The auditor will look to make sure the customer name matches the name on the certificate you have on file. The auditor will look at the tax forms submitted for the same period of time to make sure all figures match and look for errors, adjustments and anomalies like rounding errors. The auditor will also look to see that you submitted the tax you collected. For example, if you charged tax on a line that should not have been taxed and collected the tax from the customer, you should have submitted the payment amount to the tax commission even if it was an overage. They will look to see what your accounting policies are in relation to sales tax. They will often look for an example of what you do when a customer pays sales tax on an invoice after it was invoiced without tax. The auditor wants to know how your company accounts for those funds. If the auditor pulls a sample, they will then extrapolate based on errors found (if any) sales tax due, fees/penalties and interest due based on the error rate. Of course, we would all love to have audits in which no error is found but when the auditor is reviewing sales and use tax for a multiyear period of time this is rarely the case.

When an auditor comes to our offices, we introduce the accounting team, show the auditor our policies, how the software works and where all documents are kept. We want them to fully understand we are here to make their job easier and that we want to fully comply with all State laws and pay the correct sales tax. As an accounting department we work together with the auditor during the entire process. Sometimes we need to dispute findings and correct missing forms which are essential during the audit process, reducing the errors thus reducing the fees. We ask for copies of the laws and regulations being quoted by the auditor if we are unfamiliar with the tax law.

After the audit be sure to conduct and internal review of the tax audit, what worked what did not. Review company policies, procedures, reporting and software. Make changes where necessary and distribute the information to the accounting department, manager and owners.

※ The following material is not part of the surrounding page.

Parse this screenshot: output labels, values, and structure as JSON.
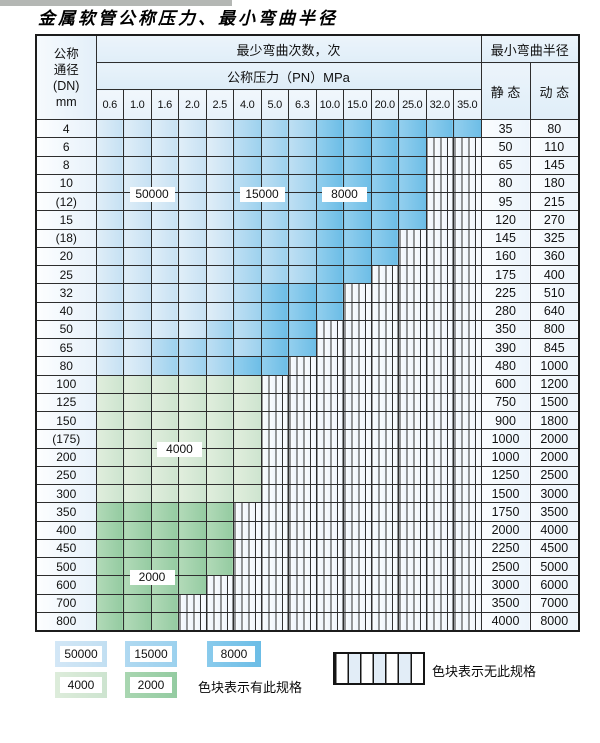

This of course is not an example of every aspect of a sales tax audit. It is an overview and does give examples of how detailed an audit can be. Audits may be costly in fees and penalties but also in people hours so being prepared is vital. Start 2020 by reviewing or enacting good policies and procedures in relation to sales tax. Taking time now will require some effort but it is invaluable during an audit. Performing an internal review of your company policies and procedures is beneficial and should be done regularly as employees, laws and software change. Doing the leg work early and keeping it up will reduce risks and save both time and money in the long run.

I hope you have a fabulous and audit free year!!